Nel 2001, sempre l’OMS ha definito una nuova classificazione (ICF), che ha sostituito la precedente ed è diventata il nuovo standard:

  1. Funzioni corporee (funzioni fisiologiche dei sistemi corporei, compreso quelle psicologiche);
  2. Strutture corporee (parti anatomiche del corpo);
  3. Attività (compiere azioni o svolgere compiti);
  4. Partecipazione (coinvolgimento in attività quotidiane);
  5. Fattori ambientali (contesto fisico e sociale, atteggiamenti e cultura che possono incidere sulla vita dell’individuo, la sua inclusione e partecipazione, le sue possibilità).

Il fine è quello di cogliere le difficoltà nel contesto socio-culturale, descrivendo così la quotidianità delle persone in relazione all’ambiente circostante, evidenziandone l’unicità e la globalità e non tanto il fatto che abbiano una disabilità fisica o mentale.

Infine, secondo la Commissione Europea Delivering e Accessibility (26/9/2002): “La disabilità è l’insieme di condizioni potenzialmente restrittive derivanti da un fallimento della società nel soddisfare i bisogni delle persone e nel consentire loro di mettere a frutto le proprie capacità”.

 

Ricordiamoci

La disabilità non è una malattia, la sofferenza viene provocata dall’impossibilità a fare certe cose, scontrandoci con un contesto sfavorevole.
Evitiamo un linguaggio compassionevole e sensazionalistico: niente “costretto sulla carrozzina” (si dice “persona che si sposta in carrozzina”), “affetto da…”, “soffre di…” (si dice “persona con…”) e altro ancora. Evidenziare e anteporre la persona, non la disabilità: io non sono la mia carrozzina, per cui non chiamarmi “disabile” ma “Iacopo”, al massimo “Iacopo, un ragazzo con disabilità”.

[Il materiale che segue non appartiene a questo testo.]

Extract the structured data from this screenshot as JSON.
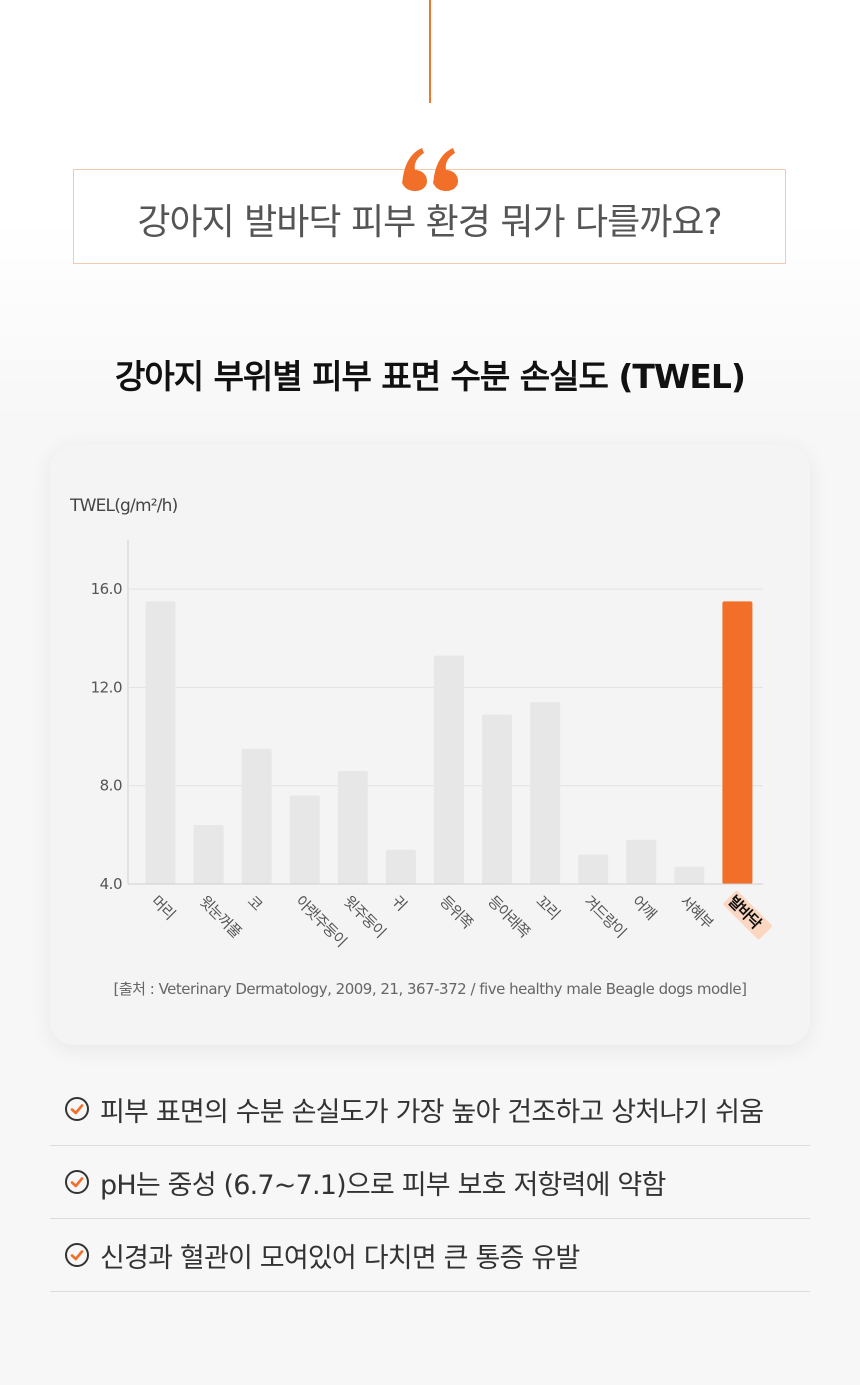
{
  "quote": {
    "text": "강아지 발바닥 피부 환경 뭐가 다를까요?"
  },
  "headline": "강아지 부위별 피부 표면 수분 손실도 (TWEL)",
  "colors": {
    "accent": "#f26f2a",
    "bar": "#e7e7e7",
    "highlight_label_bg": "#fbd7c2"
  },
  "chart_data": {
    "type": "bar",
    "title": "",
    "ylabel": "TWEL(g/m²/h)",
    "xlabel": "",
    "ylim": [
      4.0,
      18.0
    ],
    "yticks": [
      "4.0",
      "8.0",
      "12.0",
      "16.0"
    ],
    "categories": [
      "머리",
      "윗눈꺼풀",
      "코",
      "아랫주둥이",
      "윗주둥이",
      "귀",
      "등위쪽",
      "등아래쪽",
      "꼬리",
      "겨드랑이",
      "어깨",
      "서혜부",
      "발바닥"
    ],
    "values": [
      15.5,
      6.4,
      9.5,
      7.6,
      8.6,
      5.4,
      13.3,
      10.9,
      11.4,
      5.2,
      5.8,
      4.7,
      15.5
    ],
    "highlight": "발바닥",
    "grid": true,
    "source": "[출처 : Veterinary Dermatology, 2009, 21, 367-372 / five healthy male Beagle dogs modle]"
  },
  "bullets": [
    {
      "icon": "check-circle-icon",
      "text": "피부 표면의 수분 손실도가 가장 높아 건조하고 상처나기 쉬움"
    },
    {
      "icon": "check-circle-icon",
      "text": "pH는 중성 (6.7~7.1)으로 피부 보호 저항력에 약함"
    },
    {
      "icon": "check-circle-icon",
      "text": "신경과 혈관이 모여있어 다치면 큰 통증 유발"
    }
  ]
}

Dobbiamo parlare di disabilità in modo spontaneo e diretto, chiamando le cose col loro nome, senza girarci intorno e senza addolcire con il politicamente corretto. Niente “diversamente qualcosa” (es: diversamente abile) e niente “non qualcosa” (es: non vedente): si dice cieco, sordo, persona con disabilità.
Quello di “normalità” è un concetto che non significa niente, di conseguenza i “normodotati” non esistono: siamo tutti disabili o particolarmente abili in qualcosa.

Usare la disabilità come insulto è stupido: se appelli qualcuno come “disabile”, “handicappato”, “cerebroleso” o peggio ancora “mongoloide” (termine vecchio e offensivo) non sei una bella persona.